SPLC Attorney Morris Dees used the doctrine of "vicarious liability" to argue the Metzgers were responsible for acts committed by their followers. The jury found for Seraw's family, awarding them a record-setting $12.5 million judgment that forced Metzger out of his home.

In 1991 he was back in hot water for copyright infringement for selling a line of Nazi-themed Bart Simpson t-shirts.



Doctor Murders



The 1980s and 90s in Portland saw many incidents of violence linked to the anti-choice movement, including a local clinic bombing and an attempted assassination by a Portland woman who traveled to Kansas in 1993 and succeeded in shooting Dr. George Tiller – but failing to kill him.

Tiller, left, was serving as an usher during services at his church when he was killed by avowed anti-abortion activist Scott Roeder in May, 2009.

The "Nuremberg Files" case was based on a Federal law against inciting violence against or threatening abortion doctors, as well as racketeering laws designed to prosecute organized crime.

Oregonline.com's detailed archive of the Oregonian's coverage of the trial boasts a timeline, lists of the "players" in the case, and many editorials and articles dating from that time.

Oregon voters legalized abortion in 1969, but rebuffed initiatives to curtail the procedure in 1978, 1986, and 1990. In 1993, on the other hand, after years of increasingly violent anti-abortion protests at clinics across the state, the state legislature declared it a felony to "interfere with a medical facility."

Starting in 1984, and through 1990, firebombs were mailed to several abortion clinics as well as the Bour's Center, a men's health clinic that provides sterilization services. Arson fires were set repeatedly.

At the same time, a local group linked to Operation Rescue, called Advocates for Life Ministries, staged weekly clinic blockades, physically preventing women from entering birth control facilities, at times leading to physical confrontations and tussles in doorways and on sidewalks.

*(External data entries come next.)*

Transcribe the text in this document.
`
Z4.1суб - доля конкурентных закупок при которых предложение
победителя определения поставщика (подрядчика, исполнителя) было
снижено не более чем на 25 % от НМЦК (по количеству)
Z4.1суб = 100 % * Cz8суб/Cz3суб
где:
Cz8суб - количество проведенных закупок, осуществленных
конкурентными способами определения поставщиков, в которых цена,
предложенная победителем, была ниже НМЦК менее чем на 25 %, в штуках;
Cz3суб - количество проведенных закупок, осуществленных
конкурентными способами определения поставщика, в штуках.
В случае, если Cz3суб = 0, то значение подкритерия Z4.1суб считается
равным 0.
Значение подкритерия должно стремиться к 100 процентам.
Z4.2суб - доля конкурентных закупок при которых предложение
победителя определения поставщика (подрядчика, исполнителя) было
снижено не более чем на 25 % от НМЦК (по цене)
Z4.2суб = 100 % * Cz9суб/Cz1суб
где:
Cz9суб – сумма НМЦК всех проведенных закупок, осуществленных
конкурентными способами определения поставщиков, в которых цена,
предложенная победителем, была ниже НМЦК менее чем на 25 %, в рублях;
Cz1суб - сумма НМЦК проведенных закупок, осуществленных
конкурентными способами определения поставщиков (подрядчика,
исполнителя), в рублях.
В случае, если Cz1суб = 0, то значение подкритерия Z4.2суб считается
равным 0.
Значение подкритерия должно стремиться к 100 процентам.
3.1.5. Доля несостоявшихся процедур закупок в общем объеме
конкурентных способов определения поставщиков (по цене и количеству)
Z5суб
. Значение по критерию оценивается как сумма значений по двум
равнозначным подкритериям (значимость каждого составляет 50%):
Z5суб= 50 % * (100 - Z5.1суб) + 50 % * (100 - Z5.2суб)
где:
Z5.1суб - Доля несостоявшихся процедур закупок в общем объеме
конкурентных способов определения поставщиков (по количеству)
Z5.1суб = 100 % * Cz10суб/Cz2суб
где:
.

Lawyers for Planned Parenthood called as witnesses four doctors who testified they feared for their lives after appearing on the "Nuremberg Files" list: Dr. Warren Hern of Boulder, Colo.; Dr. Robert Crist of Kansas City, Mo.; Dr. Elizabeth Newhall of Portland; and Dr. James Newhall of Portland.

Defendants included a core group of Portland residents as well as others convicted of bombings around the country, including Maryland resident Michael Bray, author of a book arguing for the murder of abortion providers to save the lives of unborn children, called, "A Time to Kill."

The Nuremberg Files court case took years to resolve, with verdicts flip-flopping repeatedly on the issue of whether the "wanted" posters were protected speech or not. Ultimately the defendants were found guilty of making "illegal threats" against the doctors and care providers.

Ina separate case, Advocates for Life Ministries member and Portland homemaker Shelly Shannon went on to be convicted of dozens of clinic bombings and other attacks, as well as the shooting of Tiller. She was given 31 years and is slated for release in 2018, The Oregonian reported.

When Tiller was assassinated a year and a half ago, The Oregonian quoted Operation Rescue founder Randall Terry as calling Tiller a "murderer," and denying that his group had any responsibility for the killing. "Horrifically, he reaped what he sowed," Terry said.